You, Piece of Work
I forgot where I found it, but there was this conversation between a therapist and a father who was there trying to deal with something about his son. You want to get over this and get better right?, the therapist said. And the father said of course. So the therapist asked, then why do you only come here once a month?
I realized I didn’t want to be so angry. I have trouble with empathy and I use being busy as a crutch. I’ve tried to understand that some of the things I’m dealing with are just over my head. I’m closer to being able to admit that I just may be the source of some of the things I don’t like about myself and that happens to disqualify me from being able to handle them alone. So since June, I’ve had an appointment every two weeks to deal with it.
It allows you to think and talk about things until the words become works. You can make notes doing the week and say “I really don’t want to do that anymore.” My health insurance covered it at first but I’ve been paying for it myself now and it’s the best thing I could possibly spend my money on.
I’m not saying that this the only path you can take or that it’s even the right one for me. But I am saying that there isn’t a single part of your life that isn’t work – a part of you that in order to improve doesn’t take honesty, investment and effort. Only the lazy and the broken believe otherwise. And it’s not enough to understand that intellectually. Carrying around baggage isn’t proof of strength. There’s nothing admirable about being able to articulate where your weaknesses lie if you refuse to actively address them. For me, that meant identifying where my control ended and habit began and taking the steps necessary to wedge in a mediator. It meant doing something about it.
Dude, I was writing exactly about this last night. You took it much further than I did.
It’s been a while since one of your posts really struck home for me; it’s really great when they do.
Perhaps the hardest part of life is the struggle of finding out who we are, and what we can become.
Two comments in two days, this is a record for me.
I was also having an issue with anger and I tripped into a solution. I successfully used Bill Ferguson’s Mastery of Life workbook and mp3s. Bill’s thought is that anger means the person is resisting some truth about their life. The workbook and recordings help the user focus in on the core issue.

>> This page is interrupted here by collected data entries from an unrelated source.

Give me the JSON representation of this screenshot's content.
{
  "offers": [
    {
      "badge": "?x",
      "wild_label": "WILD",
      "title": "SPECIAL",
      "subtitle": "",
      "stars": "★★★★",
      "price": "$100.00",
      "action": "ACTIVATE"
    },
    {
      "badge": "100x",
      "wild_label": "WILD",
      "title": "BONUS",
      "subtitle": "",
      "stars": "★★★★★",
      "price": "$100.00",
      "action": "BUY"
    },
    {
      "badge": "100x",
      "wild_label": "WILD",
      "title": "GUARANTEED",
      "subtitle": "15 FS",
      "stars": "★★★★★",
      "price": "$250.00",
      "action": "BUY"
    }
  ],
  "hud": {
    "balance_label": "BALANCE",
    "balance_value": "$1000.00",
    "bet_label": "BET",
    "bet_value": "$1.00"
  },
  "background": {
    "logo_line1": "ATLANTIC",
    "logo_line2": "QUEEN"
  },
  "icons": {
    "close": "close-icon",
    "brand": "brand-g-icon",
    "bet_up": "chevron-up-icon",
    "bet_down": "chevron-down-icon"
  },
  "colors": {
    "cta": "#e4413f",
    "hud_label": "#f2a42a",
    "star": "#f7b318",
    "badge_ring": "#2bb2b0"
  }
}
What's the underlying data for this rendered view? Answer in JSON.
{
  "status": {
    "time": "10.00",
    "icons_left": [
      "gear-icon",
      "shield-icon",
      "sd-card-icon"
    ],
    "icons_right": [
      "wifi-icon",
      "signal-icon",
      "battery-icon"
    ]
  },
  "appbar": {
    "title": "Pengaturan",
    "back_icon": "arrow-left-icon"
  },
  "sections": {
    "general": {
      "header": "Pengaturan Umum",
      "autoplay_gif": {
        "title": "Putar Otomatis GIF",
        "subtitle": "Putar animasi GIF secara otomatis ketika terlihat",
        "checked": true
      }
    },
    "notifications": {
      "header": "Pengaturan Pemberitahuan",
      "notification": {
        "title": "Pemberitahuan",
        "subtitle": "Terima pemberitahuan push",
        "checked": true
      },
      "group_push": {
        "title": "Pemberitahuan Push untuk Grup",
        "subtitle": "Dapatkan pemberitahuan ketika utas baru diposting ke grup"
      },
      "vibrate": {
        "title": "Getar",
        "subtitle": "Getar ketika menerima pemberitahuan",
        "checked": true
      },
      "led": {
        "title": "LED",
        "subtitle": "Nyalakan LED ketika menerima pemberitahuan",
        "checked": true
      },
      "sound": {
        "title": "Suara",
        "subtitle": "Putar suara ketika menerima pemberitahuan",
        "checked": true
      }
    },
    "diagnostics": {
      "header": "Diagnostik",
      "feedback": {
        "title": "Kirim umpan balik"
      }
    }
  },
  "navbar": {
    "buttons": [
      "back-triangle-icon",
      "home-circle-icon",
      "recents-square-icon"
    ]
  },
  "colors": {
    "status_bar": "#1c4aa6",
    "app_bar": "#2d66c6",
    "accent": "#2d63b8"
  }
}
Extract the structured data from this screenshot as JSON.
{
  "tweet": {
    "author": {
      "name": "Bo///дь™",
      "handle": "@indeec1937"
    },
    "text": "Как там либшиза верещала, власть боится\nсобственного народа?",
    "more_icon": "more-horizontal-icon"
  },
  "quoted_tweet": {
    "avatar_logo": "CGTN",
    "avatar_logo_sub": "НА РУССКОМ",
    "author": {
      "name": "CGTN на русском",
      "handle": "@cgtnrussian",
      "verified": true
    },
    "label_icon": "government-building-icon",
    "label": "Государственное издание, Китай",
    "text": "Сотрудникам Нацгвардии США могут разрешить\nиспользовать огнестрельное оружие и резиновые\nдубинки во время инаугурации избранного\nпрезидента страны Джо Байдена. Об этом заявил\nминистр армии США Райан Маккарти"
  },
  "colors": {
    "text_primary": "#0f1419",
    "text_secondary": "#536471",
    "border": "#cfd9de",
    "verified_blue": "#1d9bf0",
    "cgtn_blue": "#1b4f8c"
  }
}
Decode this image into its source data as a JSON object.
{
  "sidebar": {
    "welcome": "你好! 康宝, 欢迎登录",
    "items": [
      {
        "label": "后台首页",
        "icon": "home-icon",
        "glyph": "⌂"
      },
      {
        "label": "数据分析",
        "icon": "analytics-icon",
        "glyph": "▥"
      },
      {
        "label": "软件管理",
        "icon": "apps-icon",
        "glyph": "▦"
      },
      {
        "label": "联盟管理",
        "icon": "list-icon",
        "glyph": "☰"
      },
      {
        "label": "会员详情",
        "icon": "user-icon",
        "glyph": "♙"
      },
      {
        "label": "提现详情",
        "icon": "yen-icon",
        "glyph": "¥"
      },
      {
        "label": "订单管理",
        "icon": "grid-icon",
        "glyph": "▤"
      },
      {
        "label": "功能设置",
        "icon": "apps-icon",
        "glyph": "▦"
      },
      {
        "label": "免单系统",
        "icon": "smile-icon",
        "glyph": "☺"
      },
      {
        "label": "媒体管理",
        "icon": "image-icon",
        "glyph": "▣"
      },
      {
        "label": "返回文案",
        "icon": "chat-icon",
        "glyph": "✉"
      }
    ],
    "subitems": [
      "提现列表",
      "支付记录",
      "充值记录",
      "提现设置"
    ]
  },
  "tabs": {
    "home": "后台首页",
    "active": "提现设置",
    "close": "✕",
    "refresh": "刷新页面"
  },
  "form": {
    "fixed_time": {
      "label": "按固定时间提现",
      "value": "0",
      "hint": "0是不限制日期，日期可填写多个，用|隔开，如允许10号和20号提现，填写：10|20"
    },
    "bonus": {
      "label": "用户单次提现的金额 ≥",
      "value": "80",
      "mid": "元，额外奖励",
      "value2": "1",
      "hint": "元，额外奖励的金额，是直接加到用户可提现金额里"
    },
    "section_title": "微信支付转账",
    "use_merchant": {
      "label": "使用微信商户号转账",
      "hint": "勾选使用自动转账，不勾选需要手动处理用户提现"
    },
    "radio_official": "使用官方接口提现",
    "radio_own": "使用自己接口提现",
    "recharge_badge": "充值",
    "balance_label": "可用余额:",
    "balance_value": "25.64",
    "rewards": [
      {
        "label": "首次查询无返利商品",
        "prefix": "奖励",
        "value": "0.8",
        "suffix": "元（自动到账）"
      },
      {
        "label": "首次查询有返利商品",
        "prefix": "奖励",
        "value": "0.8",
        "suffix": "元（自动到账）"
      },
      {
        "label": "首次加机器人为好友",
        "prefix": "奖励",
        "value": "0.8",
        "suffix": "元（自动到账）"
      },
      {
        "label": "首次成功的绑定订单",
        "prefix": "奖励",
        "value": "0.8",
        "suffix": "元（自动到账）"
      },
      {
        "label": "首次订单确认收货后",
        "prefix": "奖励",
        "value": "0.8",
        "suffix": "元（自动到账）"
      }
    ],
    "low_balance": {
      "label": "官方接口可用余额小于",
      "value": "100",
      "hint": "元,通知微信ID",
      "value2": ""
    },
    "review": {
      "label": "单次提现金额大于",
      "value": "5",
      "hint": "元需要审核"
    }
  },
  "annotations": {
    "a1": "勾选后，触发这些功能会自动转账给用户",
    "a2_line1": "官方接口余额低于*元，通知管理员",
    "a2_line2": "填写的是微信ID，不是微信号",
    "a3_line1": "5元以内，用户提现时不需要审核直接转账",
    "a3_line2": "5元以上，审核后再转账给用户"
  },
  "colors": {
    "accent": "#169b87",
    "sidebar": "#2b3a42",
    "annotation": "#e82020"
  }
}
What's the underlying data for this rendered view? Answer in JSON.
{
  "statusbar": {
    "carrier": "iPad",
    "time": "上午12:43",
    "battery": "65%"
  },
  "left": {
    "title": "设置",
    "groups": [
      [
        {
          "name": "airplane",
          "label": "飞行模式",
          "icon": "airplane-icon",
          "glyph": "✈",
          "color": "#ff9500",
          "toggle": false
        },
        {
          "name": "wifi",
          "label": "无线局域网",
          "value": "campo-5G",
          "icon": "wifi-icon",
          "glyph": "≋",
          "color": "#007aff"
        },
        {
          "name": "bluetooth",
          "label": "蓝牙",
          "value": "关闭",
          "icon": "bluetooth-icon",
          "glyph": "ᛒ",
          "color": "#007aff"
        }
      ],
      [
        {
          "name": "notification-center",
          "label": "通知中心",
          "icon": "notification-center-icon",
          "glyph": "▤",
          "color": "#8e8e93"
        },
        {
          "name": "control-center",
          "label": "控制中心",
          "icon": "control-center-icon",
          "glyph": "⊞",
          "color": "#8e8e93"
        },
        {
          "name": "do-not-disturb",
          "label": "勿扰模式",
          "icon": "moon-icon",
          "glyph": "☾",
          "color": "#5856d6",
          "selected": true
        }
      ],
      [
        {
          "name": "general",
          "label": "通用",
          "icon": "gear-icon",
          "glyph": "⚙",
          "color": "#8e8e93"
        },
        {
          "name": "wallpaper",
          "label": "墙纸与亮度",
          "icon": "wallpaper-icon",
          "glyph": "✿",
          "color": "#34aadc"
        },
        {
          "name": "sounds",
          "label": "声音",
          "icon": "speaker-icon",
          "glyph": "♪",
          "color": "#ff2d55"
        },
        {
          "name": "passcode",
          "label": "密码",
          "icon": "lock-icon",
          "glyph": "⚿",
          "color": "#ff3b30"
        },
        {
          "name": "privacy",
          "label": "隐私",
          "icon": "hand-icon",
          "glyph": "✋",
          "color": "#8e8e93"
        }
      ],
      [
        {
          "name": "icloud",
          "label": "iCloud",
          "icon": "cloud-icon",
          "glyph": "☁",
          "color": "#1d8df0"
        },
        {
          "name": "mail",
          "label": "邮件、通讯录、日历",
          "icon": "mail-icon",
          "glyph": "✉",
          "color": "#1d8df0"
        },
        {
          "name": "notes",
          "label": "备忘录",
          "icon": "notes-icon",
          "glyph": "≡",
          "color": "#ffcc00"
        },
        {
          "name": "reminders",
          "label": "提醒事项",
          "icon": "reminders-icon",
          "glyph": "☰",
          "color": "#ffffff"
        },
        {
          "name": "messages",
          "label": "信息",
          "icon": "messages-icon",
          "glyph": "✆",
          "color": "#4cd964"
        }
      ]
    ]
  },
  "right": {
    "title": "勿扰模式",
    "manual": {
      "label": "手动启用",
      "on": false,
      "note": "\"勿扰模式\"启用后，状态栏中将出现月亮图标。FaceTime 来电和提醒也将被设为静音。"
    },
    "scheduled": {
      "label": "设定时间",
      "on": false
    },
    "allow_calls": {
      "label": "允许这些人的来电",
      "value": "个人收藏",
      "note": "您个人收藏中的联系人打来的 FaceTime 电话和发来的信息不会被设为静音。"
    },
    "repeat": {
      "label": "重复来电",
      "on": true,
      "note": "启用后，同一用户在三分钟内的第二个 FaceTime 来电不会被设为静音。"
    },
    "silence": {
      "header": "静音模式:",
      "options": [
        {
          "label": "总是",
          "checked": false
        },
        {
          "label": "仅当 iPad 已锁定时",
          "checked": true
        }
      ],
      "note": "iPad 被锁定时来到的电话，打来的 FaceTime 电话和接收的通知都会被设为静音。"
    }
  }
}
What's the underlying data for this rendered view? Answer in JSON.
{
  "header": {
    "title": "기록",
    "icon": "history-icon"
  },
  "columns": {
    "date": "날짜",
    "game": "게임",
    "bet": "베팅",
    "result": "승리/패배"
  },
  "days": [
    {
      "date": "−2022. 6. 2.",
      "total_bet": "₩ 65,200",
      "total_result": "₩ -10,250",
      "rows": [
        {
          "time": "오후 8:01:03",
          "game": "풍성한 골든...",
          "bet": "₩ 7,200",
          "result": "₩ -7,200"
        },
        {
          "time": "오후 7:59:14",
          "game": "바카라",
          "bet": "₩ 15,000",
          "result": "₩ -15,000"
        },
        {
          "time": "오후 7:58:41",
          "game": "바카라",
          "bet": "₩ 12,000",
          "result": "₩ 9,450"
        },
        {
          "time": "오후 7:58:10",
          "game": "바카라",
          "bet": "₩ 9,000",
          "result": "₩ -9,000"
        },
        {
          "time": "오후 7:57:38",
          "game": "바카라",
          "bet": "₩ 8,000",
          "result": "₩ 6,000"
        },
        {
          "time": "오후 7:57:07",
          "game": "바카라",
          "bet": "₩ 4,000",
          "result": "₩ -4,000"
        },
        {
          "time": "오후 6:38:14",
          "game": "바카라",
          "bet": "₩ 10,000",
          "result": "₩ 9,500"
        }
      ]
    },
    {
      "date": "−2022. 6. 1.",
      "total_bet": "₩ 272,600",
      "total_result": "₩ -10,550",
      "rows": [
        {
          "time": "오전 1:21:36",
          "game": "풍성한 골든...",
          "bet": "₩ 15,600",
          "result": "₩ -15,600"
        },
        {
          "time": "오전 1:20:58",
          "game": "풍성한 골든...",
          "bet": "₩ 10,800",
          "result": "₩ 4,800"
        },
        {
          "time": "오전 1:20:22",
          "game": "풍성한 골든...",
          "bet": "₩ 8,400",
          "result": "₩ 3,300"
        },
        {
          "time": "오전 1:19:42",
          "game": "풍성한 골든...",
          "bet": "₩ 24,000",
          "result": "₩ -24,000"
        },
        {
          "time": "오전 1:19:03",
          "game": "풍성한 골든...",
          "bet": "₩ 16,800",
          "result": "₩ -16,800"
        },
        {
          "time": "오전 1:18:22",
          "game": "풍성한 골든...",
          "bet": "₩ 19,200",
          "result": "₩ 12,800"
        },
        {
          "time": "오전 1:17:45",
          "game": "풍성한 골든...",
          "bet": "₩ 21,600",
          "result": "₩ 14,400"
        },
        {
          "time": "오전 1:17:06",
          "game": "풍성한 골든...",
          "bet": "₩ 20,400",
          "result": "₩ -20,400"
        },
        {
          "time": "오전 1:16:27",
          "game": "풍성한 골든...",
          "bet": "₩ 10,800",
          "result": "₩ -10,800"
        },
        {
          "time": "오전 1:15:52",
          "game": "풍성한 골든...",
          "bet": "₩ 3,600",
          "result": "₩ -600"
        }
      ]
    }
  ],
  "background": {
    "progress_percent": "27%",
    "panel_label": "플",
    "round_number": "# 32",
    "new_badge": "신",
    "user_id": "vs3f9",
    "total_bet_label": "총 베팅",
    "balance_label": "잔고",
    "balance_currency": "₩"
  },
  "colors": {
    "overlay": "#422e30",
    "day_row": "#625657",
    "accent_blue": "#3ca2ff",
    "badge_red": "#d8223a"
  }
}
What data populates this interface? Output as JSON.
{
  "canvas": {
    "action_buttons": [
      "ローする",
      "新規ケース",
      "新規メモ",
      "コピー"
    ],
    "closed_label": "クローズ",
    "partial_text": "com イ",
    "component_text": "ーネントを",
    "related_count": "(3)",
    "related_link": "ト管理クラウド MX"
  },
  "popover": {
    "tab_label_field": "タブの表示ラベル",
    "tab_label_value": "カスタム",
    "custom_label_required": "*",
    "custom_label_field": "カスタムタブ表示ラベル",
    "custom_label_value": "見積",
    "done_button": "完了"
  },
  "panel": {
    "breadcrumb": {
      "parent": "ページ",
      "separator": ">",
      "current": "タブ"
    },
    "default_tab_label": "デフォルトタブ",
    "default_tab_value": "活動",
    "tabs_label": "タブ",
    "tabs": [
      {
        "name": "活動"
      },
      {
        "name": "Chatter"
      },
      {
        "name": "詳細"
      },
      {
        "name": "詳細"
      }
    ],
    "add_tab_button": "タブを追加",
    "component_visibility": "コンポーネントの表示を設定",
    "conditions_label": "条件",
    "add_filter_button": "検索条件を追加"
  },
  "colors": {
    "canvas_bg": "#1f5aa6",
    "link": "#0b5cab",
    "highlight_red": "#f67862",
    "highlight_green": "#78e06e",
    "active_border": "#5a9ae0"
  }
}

That was last October, and I have not flown off the handle a single time since then. In every circumstance where I even started to feel anger I have been able to link it back to my core resistance. It was almost like magic how my life started changing.
The only part that I am not satisfied with is that I still feel the core issue. I guess that makes me consciously competent, but I want to make that last step into unconscious competence. I plan to attend a live workshop in November and see if I can break through completely.
Total non-sequitur: I’ve been on the Seth Godin Tribes thing since its start. Thus far, I’d choose to describe my view of the place as “well-meaning, but retarded”.
If you’re interested in the psychodynamics of talk-therapy (ie, the little mental strategies you prepare before your session, how part of you always tries to show how you’re smarter and better at diagnosing yourself than your therapist, etc etc) you really, really should read David Foster Wallace’s last published book of stories (before he hung himself Sept. 12). All the stories are great-some of the most challenging but rewarding fiction out there. The one you should really read is “Good Old Neon.” It’s about a suicidal genius (which was exactly waht Wallace was) who thinks about everything constantly and has the most delightfully inspired therapy sessions again and again. Incredibly insightful, brilliantly written, it’s really powerful and will change you.
In lighthearted jest, you know you post too much when it has taken me a week to read your blog posts back to May. New to Rudius Media, I have already read through TM’s stories, but yours take forever to read and digest. Your reading lists are particularly helpful for general knowledge and my minor in public relations and rhetorical advocacy, aka simply PR/advertising.